The painting was backed by a so-called irrevocable bid, also known as a third-party guarantee, meaning that it would sell no matter what happened in the salesroom. It probably needed that insurance since it bought in at its previous outing back in June 2010 at Christie’s London, when it was aggressively estimated at £30-40 million.

“A lot of buyers wouldn’t have been in the market in 2010,” Hook opined of the Monet in an interview after the auction—“especially those from the emerging markets in Asia, Russia and South America.”

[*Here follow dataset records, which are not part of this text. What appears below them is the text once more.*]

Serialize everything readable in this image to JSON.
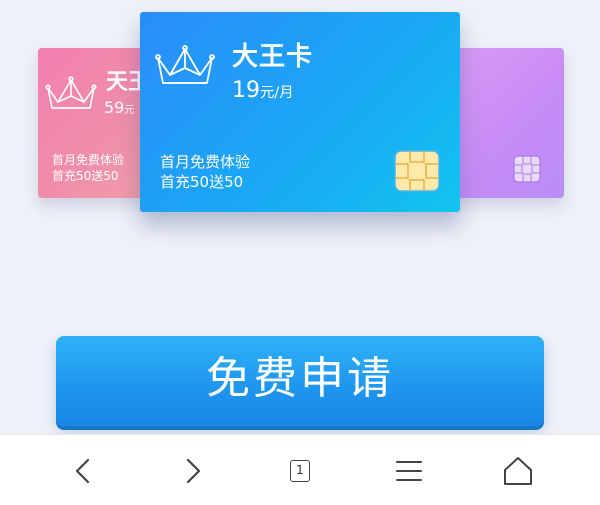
{
  "carousel": {
    "cards": [
      {
        "name": "天王",
        "price": "59",
        "price_unit": "元",
        "promo_line1": "首月免费体验",
        "promo_line2": "首充50送50"
      },
      {
        "name": "大王卡",
        "price": "19",
        "price_unit": "元/月",
        "promo_line1": "首月免费体验",
        "promo_line2": "首充50送50"
      },
      {
        "name": "",
        "price": "",
        "price_unit": "",
        "promo_line1": "",
        "promo_line2": ""
      }
    ]
  },
  "apply_button": {
    "label": "免费申请"
  },
  "browser_bar": {
    "tab_count": "1"
  },
  "colors": {
    "page_background": "#eef1f8",
    "center_card": "#1aa7f5",
    "left_card": "#f08fa9",
    "right_card": "#c88cf5",
    "apply_button": "#1e95ee"
  },
  "icons": {
    "crown": "crown-icon",
    "sim_chip": "sim-chip-icon",
    "back": "chevron-left-icon",
    "forward": "chevron-right-icon",
    "tabs": "tabs-icon",
    "menu": "menu-icon",
    "home": "home-icon"
  }
}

The Monet didn’t break the £40.9/$80.3 million record for the artist set at Christie’s London in June 2008 for “Le basin aux nympheas” from 1919, but did set the second highest mark for the artist at auction.

It was a strong night for the artist, as two other Monets, from the collection of Ralph C. Wilson, Jr., also made hay. The cover lot, the sun-splashed “Antibes, vue du plateau Notre Dame” from 1888, sold to another telephone bidder for £7,922,500/$13,503,901 (est. £6-8 million), and “La seine a Argenteuil,” an earlier plein air work from 1875, brought £8,538,500/$14,553,73 (est. £7-10 million). Both pictures carried auction house financial guarantees.

Sculpture was also part of the successful mix, with a petite Alberto Giacometti, the 11-inch-high painted bronze “Figurine sur grand scole,” from a 1950 cast, making £1,594,500/$2,717,825 (est. £800,000-1.2 million), and a Rembrandt Bugatti bronze wild animal portrait, “Deux grands leopards” from a posthumous 1934 cast, bringing in £938,500/$1,599,673 (est. £500-700,000).

“We benefitted from a series of realistically estimated properties,” Hook concluded, “which made the whole thing look pretty good.”

The evening action resumes at Christie’s London on Tuesday.